Integrativen Kita Sankt Marien Unkel hatte zum Sponsorenlauf aufgerufen
Garderobe soll im 20 Jahre alten Gebäudeteil für Ordnung sorgen
Unkel. Unter dem Motto: „Laufen, bis die Garderobe steht!“ hatte die Leiterin der Integrativen Kindertagesstätte Sankt Marien der Stadt Unkel, Silvia Hummerich-Holderer, am Samstagnachmittag ihre 110 Schützlinge zu einem Sponsorenlauf aufgerufen. „Nachdem vor drei Jahren der tolle Neubau für Kinder unter drei Jahren errichtet wurde, geht es jetzt darum, auch in den vor 20 Jahren errichteten Altbau mit einer Veränderung Pfiff zu bringen“, erklärte sie.

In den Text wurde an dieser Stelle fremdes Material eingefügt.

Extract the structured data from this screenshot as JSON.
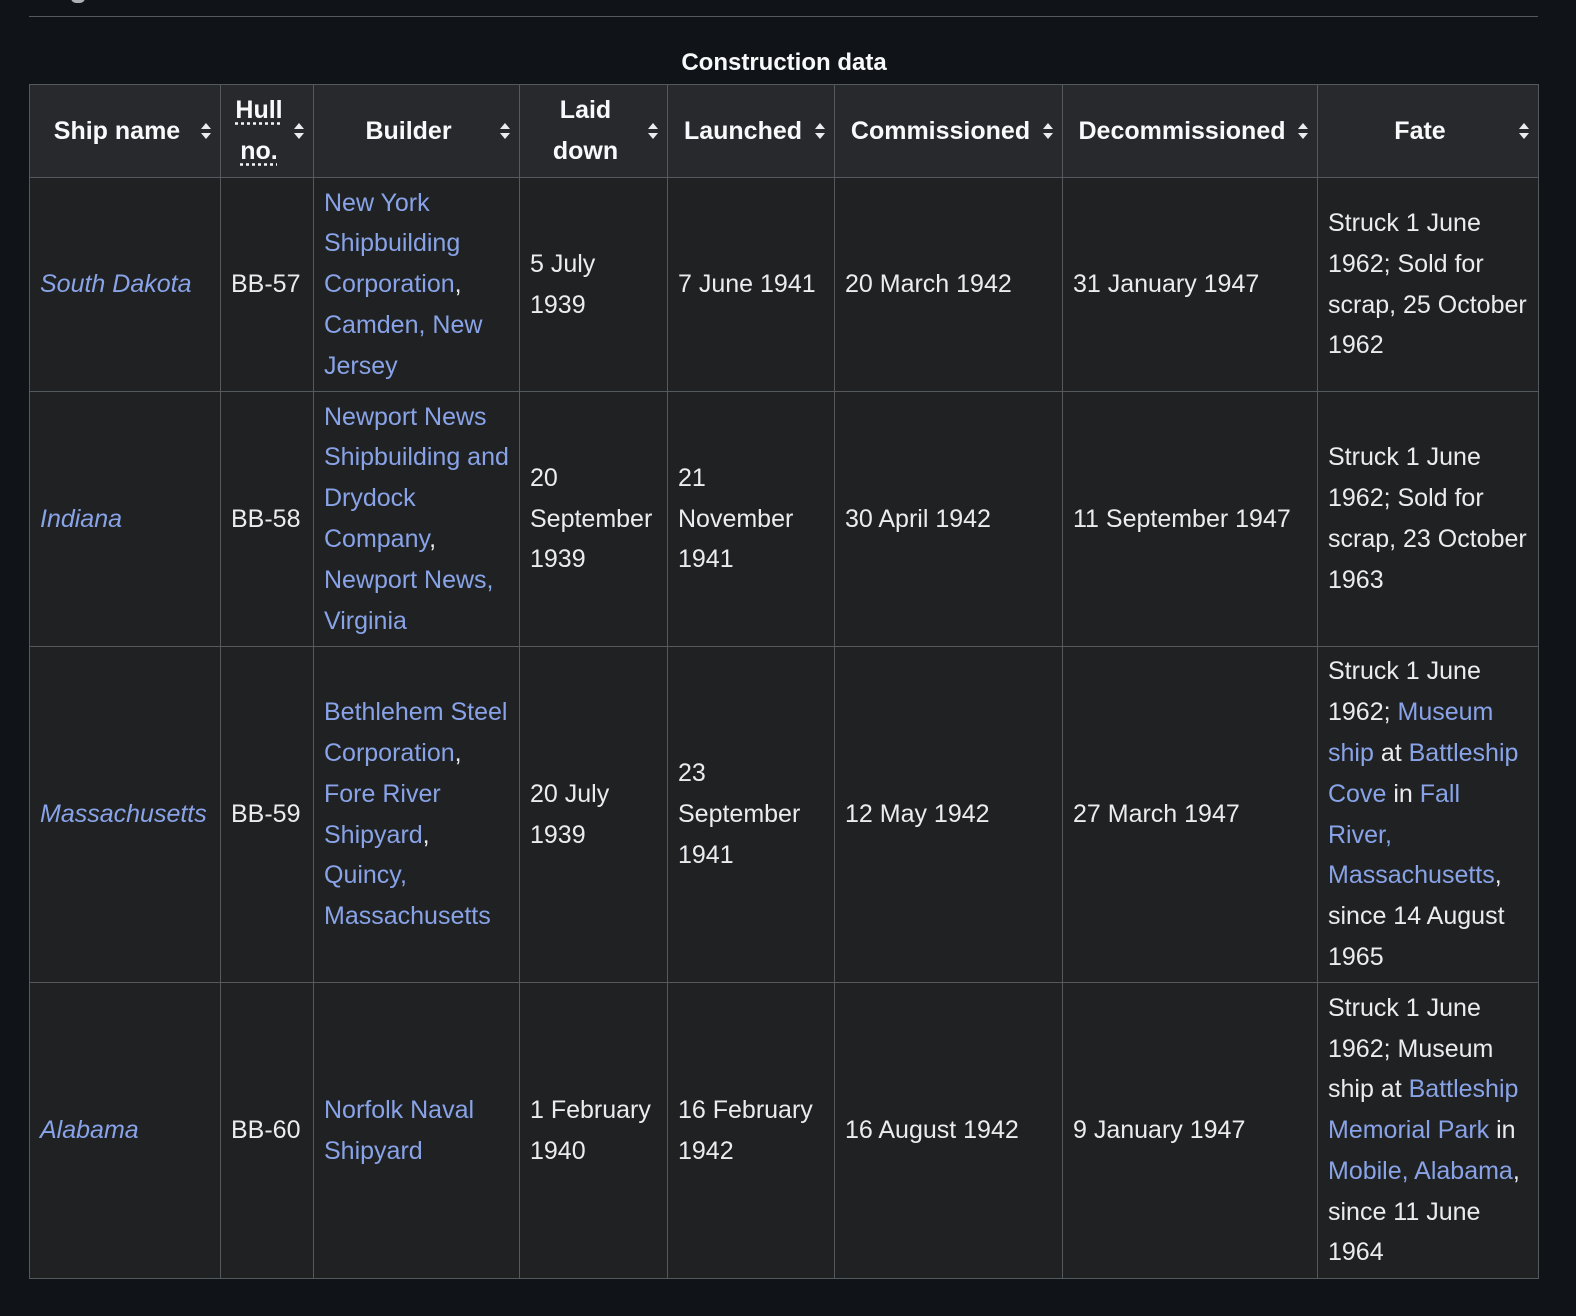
{
  "table": {
    "caption": "Construction data",
    "headers": {
      "ship_name": "Ship name",
      "hull_line1": "Hull",
      "hull_line2": "no.",
      "builder": "Builder",
      "laid_down_line1": "Laid",
      "laid_down_line2": "down",
      "launched": "Launched",
      "commissioned": "Commissioned",
      "decommissioned": "Decommissioned",
      "fate": "Fate"
    },
    "rows": [
      {
        "ship": "South Dakota",
        "hull": "BB-57",
        "builder_link1": "New York Shipbuilding Corporation",
        "builder_sep1": ", ",
        "builder_link2": "Camden, New Jersey",
        "laid_down": "5 July 1939",
        "launched": "7 June 1941",
        "commissioned": "20 March 1942",
        "decommissioned": "31 January 1947",
        "fate": "Struck 1 June 1962; Sold for scrap, 25 October 1962"
      },
      {
        "ship": "Indiana",
        "hull": "BB-58",
        "builder_link1": "Newport News Shipbuilding and Drydock Company",
        "builder_sep1": ", ",
        "builder_link2": "Newport News, Virginia",
        "laid_down": "20 September 1939",
        "launched": "21 November 1941",
        "commissioned": "30 April 1942",
        "decommissioned": "11 September 1947",
        "fate": "Struck 1 June 1962; Sold for scrap, 23 October 1963"
      },
      {
        "ship": "Massachusetts",
        "hull": "BB-59",
        "builder_link1": "Bethlehem Steel Corporation",
        "builder_sep1": ", ",
        "builder_link2": "Fore River Shipyard",
        "builder_sep2": ", ",
        "builder_link3": "Quincy, Massachusetts",
        "laid_down": "20 July 1939",
        "launched": "23 September 1941",
        "commissioned": "12 May 1942",
        "decommissioned": "27 March 1947",
        "fate_t1": "Struck 1 June 1962; ",
        "fate_l1": "Museum ship",
        "fate_t2": " at ",
        "fate_l2": "Battleship Cove",
        "fate_t3": " in ",
        "fate_l3": "Fall River, Massachusetts",
        "fate_t4": ", since 14 August 1965"
      },
      {
        "ship": "Alabama",
        "hull": "BB-60",
        "builder_link1": "Norfolk Naval Shipyard",
        "laid_down": "1 February 1940",
        "launched": "16 February 1942",
        "commissioned": "16 August 1942",
        "decommissioned": "9 January 1947",
        "fate_t1": "Struck 1 June 1962; Museum ship at ",
        "fate_l1": "Battleship Memorial Park",
        "fate_t2": " in ",
        "fate_l2": "Mobile, Alabama",
        "fate_t3": ", since 11 June 1964"
      }
    ]
  }
}
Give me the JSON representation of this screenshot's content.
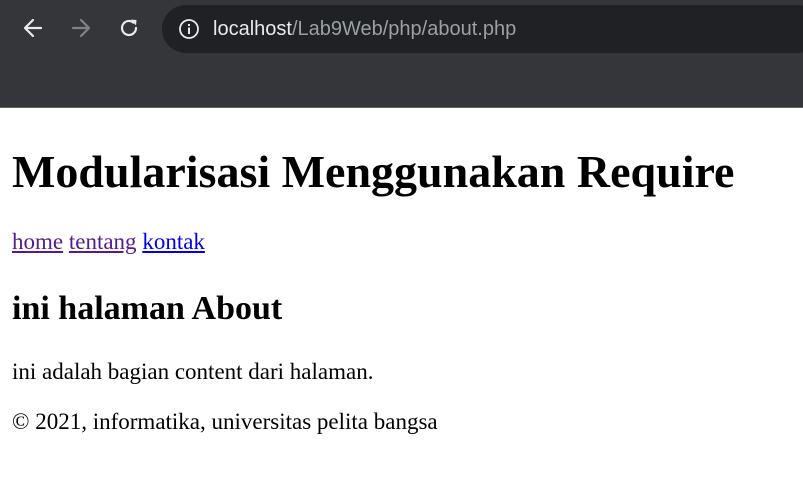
{
  "browser": {
    "url_host": "localhost",
    "url_path": "/Lab9Web/php/about.php",
    "icons": {
      "back": "arrow-left-icon",
      "forward": "arrow-right-icon",
      "reload": "reload-icon",
      "site_info": "info-icon"
    },
    "colors": {
      "toolbar": "#35363a",
      "omnibox": "#202124",
      "url_host": "#e8eaed",
      "url_path": "#9aa0a6"
    }
  },
  "page": {
    "title": "Modularisasi Menggunakan Require",
    "nav": [
      {
        "label": "home",
        "visited": true
      },
      {
        "label": "tentang",
        "visited": true
      },
      {
        "label": "kontak",
        "visited": false
      }
    ],
    "section_title": "ini halaman About",
    "content": "ini adalah bagian content dari halaman.",
    "footer": "© 2021, informatika, universitas pelita bangsa"
  },
  "colors": {
    "link_visited": "#551a8b",
    "link_unvisited": "#0000ee"
  }
}
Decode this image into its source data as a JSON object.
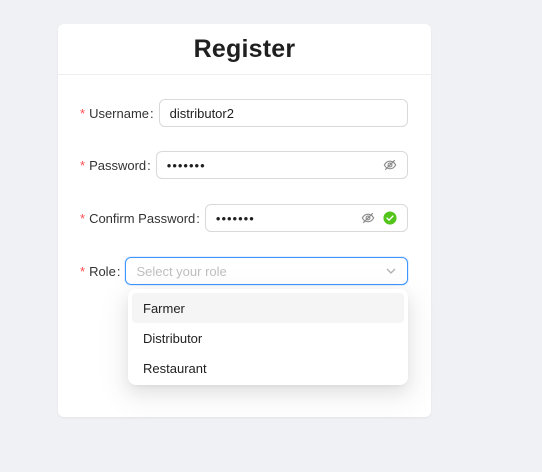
{
  "form": {
    "title": "Register",
    "required_marker": "*",
    "colon": ":",
    "username": {
      "label": "Username",
      "value": "distributor2"
    },
    "password": {
      "label": "Password",
      "value": "•••••••"
    },
    "confirm_password": {
      "label": "Confirm Password",
      "value": "•••••••",
      "status": "valid"
    },
    "role": {
      "label": "Role",
      "placeholder": "Select your role",
      "options": [
        {
          "label": "Farmer",
          "highlighted": true
        },
        {
          "label": "Distributor",
          "highlighted": false
        },
        {
          "label": "Restaurant",
          "highlighted": false
        }
      ]
    }
  },
  "colors": {
    "required": "#ff4d4f",
    "focus_border": "#4096ff",
    "success": "#52c41a",
    "page_background": "#f0f1f5"
  },
  "icons": {
    "password_toggle": "eye-invisible-icon",
    "valid": "check-circle-icon",
    "select_arrow": "chevron-down-icon"
  }
}
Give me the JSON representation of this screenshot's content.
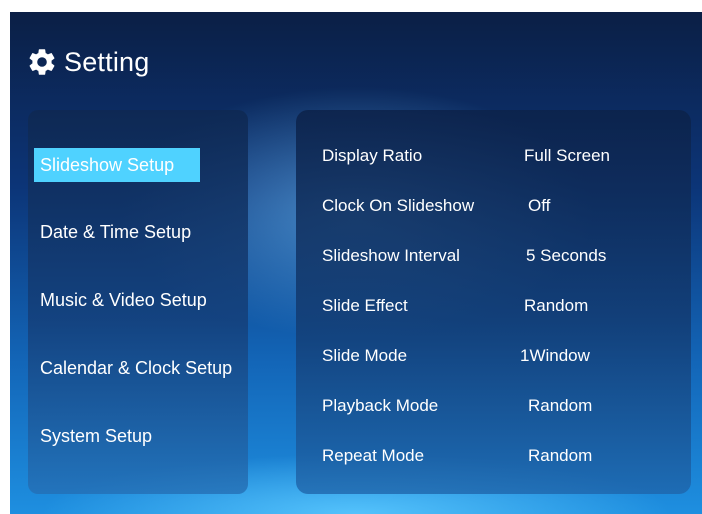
{
  "header": {
    "title": "Setting",
    "icon": "gear-icon"
  },
  "menu": {
    "items": [
      {
        "label": "Slideshow Setup",
        "selected": true
      },
      {
        "label": "Date & Time Setup",
        "selected": false
      },
      {
        "label": "Music & Video Setup",
        "selected": false
      },
      {
        "label": "Calendar & Clock Setup",
        "selected": false
      },
      {
        "label": "System Setup",
        "selected": false
      }
    ]
  },
  "settings": {
    "rows": [
      {
        "label": "Display Ratio",
        "value": "Full Screen"
      },
      {
        "label": "Clock On Slideshow",
        "value": "Off"
      },
      {
        "label": "Slideshow Interval",
        "value": "5 Seconds"
      },
      {
        "label": "Slide Effect",
        "value": "Random"
      },
      {
        "label": "Slide Mode",
        "value": "1Window"
      },
      {
        "label": "Playback Mode",
        "value": "Random"
      },
      {
        "label": "Repeat Mode",
        "value": "Random"
      }
    ]
  },
  "colors": {
    "selected_highlight": "#4fd2ff",
    "text": "#ffffff"
  }
}
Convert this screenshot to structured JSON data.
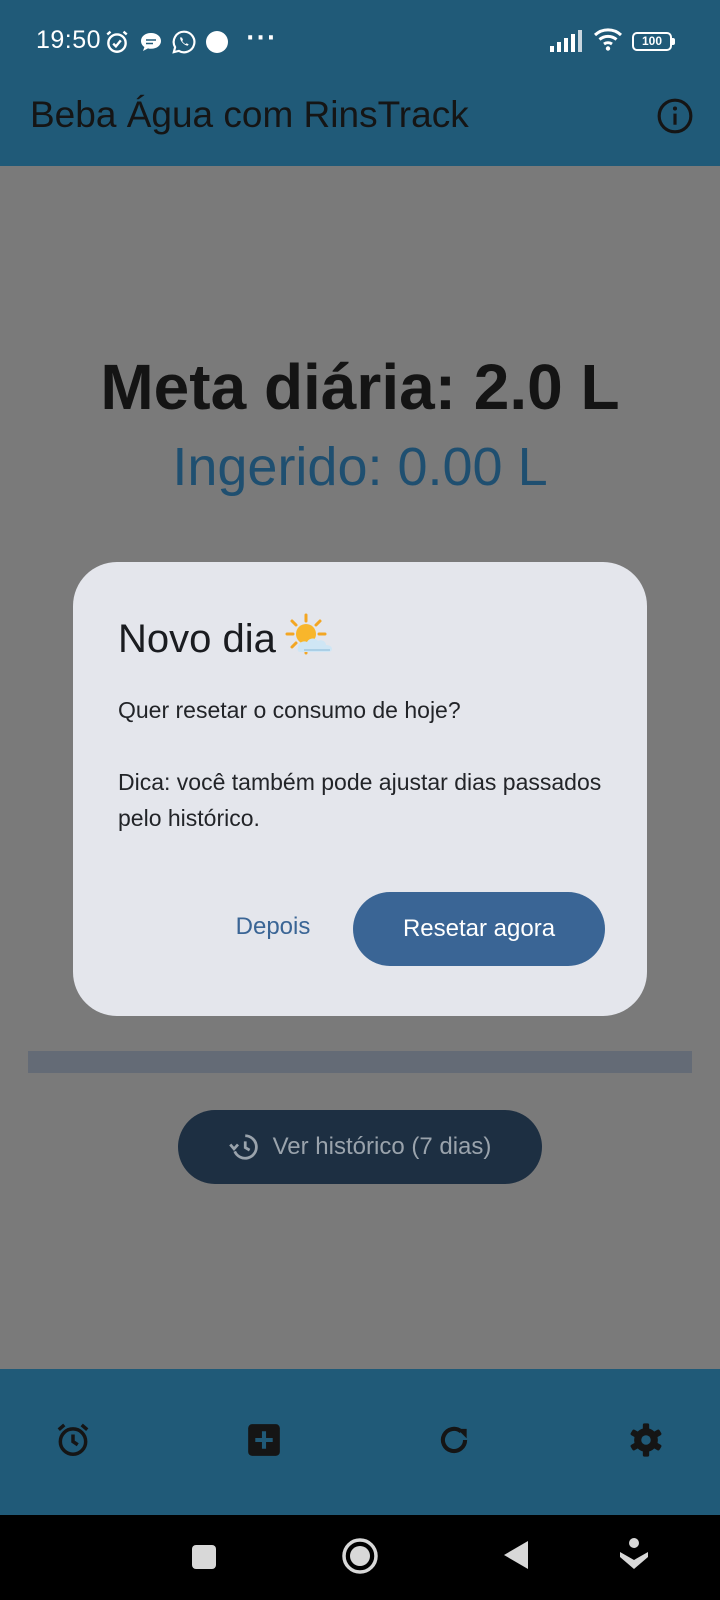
{
  "status_bar": {
    "time": "19:50",
    "battery": "100",
    "icons": [
      "alarm-icon",
      "chat-bubble-icon",
      "whatsapp-icon",
      "notification-dot-icon",
      "more-icon",
      "signal-icon",
      "wifi-icon",
      "battery-icon"
    ]
  },
  "app_bar": {
    "title": "Beba Água com RinsTrack",
    "info_icon": "info-icon"
  },
  "main": {
    "goal_text": "Meta diária: 2.0 L",
    "ingested_text": "Ingerido: 0.00 L",
    "progress": 0,
    "history_button": "Ver histórico (7 dias)",
    "history_icon": "history-icon"
  },
  "dialog": {
    "title": "Novo dia",
    "title_icon": "sun-behind-cloud-icon",
    "body_line1": "Quer resetar o consumo de hoje?",
    "body_line2": "Dica: você também pode ajustar dias passados pelo histórico.",
    "later_label": "Depois",
    "reset_label": "Resetar agora"
  },
  "bottom_nav": {
    "items": [
      "alarm-icon",
      "add-box-icon",
      "refresh-icon",
      "settings-icon"
    ]
  },
  "system_nav": {
    "items": [
      "recents-icon",
      "home-icon",
      "back-icon",
      "assistant-icon"
    ]
  },
  "colors": {
    "bar": "#205a78",
    "scrim_bg": "#7a7a7a",
    "dialog_bg": "#e4e6ec",
    "accent": "#3a6595",
    "ingested_text": "#1f4f70"
  }
}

Eine neue Garderobe müsse her, alleine schon, weil Ordnung das halbe Leben sei. „Kinder unter vier Jahre dürfen zur Unterstützung selbst mitgebrachte Hilfsmittel, allerdings kein Fahrrad, benutzen“, begründete sie das Gewusel von Dreirad- und Bobbycar-Fahrern am Start. Selbst ein Kinderwagen konnte unter den Fahrzeugen ausgemacht werden. Und schon fiel pünktlich um 15 Uhr der erste Startschuss.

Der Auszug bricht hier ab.